L’incarico dovrebbe essere protocollato e firmato dal Committente (nel nostro caso il Direttore della Struttura) o anche dal RUP? È sempre obbligatorio il protocollo o basta una PEC?

3.PNRR: Relativamente al principio Do Not Significan Harm (DNSH) che rimanda ai criteri GPP, poiché il progetto è stato affidato ad uno studio di progettazione esterno chi dovrebbe fare questa relazione? La dichiarazione la dovrebbe fare il RUP che segue l’opera definendo i requisiti che sono stati considerati e applicati secondo le linee guida? E’ possibile avere degli esempi applicabili ai Data Center?

4.PNRR: Se il RUP del progetto è diverso dal RUP che seguirà la parte esecutiva dei lavori, chi dovrebbe accertarsi del rispetto del principio DNSH? Il RUP dei lavori in quando deve comunque fare la validazione?

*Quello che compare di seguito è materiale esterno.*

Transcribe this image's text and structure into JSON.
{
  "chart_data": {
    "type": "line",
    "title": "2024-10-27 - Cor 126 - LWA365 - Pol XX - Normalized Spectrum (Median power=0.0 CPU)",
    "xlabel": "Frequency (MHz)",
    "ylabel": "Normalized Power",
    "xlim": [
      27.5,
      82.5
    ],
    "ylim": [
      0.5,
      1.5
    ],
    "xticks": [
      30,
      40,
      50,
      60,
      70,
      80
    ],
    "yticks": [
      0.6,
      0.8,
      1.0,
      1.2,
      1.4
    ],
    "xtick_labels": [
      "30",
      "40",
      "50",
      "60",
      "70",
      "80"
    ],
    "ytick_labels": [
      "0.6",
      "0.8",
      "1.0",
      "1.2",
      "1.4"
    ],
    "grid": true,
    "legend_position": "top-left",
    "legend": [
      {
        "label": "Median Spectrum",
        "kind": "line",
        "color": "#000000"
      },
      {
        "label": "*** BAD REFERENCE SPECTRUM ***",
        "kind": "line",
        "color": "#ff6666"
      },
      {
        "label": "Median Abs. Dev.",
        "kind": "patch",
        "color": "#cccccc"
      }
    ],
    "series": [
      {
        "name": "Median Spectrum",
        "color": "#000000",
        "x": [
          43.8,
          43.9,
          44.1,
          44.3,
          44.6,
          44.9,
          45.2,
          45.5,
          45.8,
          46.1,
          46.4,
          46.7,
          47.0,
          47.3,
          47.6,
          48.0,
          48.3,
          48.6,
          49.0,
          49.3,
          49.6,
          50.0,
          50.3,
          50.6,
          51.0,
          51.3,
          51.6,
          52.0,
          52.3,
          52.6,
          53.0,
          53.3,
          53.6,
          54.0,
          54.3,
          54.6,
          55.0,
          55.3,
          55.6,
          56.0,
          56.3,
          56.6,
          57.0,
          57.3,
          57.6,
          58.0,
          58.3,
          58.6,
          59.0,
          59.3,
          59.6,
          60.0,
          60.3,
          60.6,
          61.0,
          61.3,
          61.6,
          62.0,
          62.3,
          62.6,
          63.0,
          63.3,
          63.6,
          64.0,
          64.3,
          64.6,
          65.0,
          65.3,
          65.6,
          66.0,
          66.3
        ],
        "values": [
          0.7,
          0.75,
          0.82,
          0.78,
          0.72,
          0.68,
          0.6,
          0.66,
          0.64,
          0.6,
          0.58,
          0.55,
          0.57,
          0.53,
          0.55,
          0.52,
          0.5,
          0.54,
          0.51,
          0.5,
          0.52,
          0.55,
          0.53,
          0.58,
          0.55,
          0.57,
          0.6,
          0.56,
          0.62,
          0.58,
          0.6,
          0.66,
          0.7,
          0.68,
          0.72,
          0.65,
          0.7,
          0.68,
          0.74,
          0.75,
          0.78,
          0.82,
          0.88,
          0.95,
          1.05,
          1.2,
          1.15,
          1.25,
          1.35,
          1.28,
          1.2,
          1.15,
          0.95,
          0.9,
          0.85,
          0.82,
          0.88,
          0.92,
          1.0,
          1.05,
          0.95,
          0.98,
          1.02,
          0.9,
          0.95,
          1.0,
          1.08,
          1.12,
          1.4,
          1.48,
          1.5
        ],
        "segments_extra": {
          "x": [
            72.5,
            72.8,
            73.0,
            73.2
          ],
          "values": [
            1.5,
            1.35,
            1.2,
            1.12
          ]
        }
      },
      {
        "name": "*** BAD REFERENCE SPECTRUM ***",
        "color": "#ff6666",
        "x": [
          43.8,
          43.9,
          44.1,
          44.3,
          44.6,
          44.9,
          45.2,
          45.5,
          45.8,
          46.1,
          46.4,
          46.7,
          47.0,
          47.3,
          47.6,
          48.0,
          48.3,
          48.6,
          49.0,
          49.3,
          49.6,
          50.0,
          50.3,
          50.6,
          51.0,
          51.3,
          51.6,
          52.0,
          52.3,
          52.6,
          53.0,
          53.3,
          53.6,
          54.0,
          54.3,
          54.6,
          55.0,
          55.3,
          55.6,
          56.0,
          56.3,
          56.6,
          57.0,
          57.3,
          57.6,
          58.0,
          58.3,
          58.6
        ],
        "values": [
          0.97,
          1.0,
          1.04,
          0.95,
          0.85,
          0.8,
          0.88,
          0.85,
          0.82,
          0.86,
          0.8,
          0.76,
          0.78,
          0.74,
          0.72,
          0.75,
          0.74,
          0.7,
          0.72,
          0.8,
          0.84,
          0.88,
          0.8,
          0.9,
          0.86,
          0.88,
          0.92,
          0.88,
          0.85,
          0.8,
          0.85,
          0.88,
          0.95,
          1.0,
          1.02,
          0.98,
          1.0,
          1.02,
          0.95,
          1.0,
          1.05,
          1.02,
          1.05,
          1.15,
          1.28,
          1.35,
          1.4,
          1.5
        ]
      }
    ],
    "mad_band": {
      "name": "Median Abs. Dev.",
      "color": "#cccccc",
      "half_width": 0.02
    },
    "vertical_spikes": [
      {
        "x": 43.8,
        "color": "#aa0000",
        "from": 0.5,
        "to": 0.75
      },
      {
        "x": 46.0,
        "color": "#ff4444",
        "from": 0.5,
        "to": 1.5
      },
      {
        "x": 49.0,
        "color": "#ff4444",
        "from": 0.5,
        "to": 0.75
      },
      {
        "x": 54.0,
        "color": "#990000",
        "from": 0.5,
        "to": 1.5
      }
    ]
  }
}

5. Esiste un elenco dei requisiti/linee guida che dovrebbero essere richiesti ad un progettista o dei documenti che dovrebbero essere prodotti dai progettisti e, successivamente, durante la realizzazione dell’opera per essere conformi ai requisiti PNRR ?

 

1. alla fase di affidamento segue una comunicazione di aggiudicazione (o non aggiudicazione), a seguire dovrebbe venire stipulato il contratto
dell’appalto del servizio di progettazione, i cui contenuti dovrebbero richiamare i contenuti del capitolato tecnico e tutta la parte relativa alla disciplina economica, alle indicazioni in caso di contenzioso (foro competente, ecc.), privacy ecc.

2. E’ l’Amministrazione a definire i poteri di firma dei vari soggetti coinvolti. In linea di massima il Contratto lo dovrebbe firmare il legale rappresentante dell’Ente, eventualmente sostituito/supportato da altro soggetto appositamente nominato per la stipula di contratti, che potrebbe essere il RUP. In ogni caso ritengo che la PEC sia già una forma di trasmissione più che idonea, il protocollo è solo uno strumento per agevolare l’eventuale rintracciamento della corrispondenza, ma l’elemento essenziale è a mio avviso il contratto sottoscritto da entrambe le parti (professionista e rappresentante dell’Amministrazione)

3. Ciascun RUP deve validare le attività di propria competenza. Ricordo che la verifica progettuale e successiva validazione parte fin dalla prima fase di progettazione. In ogni caso la validazione non dovrebbe entrare nel merito tecnico del progetto, che rimane aspetto di competenza del Progettista, ma dovrebbe attestare più che altro la completezza (rispetto ai contenuti minimi previsti da normativa) e coerenza del progetto con le aspettative (fabbisogni) dell’Ente che dovrebbero essere stati esplicitati nel capitolato tecnico di progetto.

4.Il DNSH appare un principio prettamente progettuale, quindi sicuramente il RUP che ha seguito la fase progettuale nel validare il progetto dovrebbe attestare anche il rispetto di tale principio.

5.I documenti che compongono un progetto sono sempre quelli definiti dalla L.207/2010 (artt. da 14 a 43). E’ in fase di completamento il nuovo codice appalti che andrà a ridefinire anche i contenuti della progettazione, ma fino ad allora occorrerà far riferimento alle normative in vigore.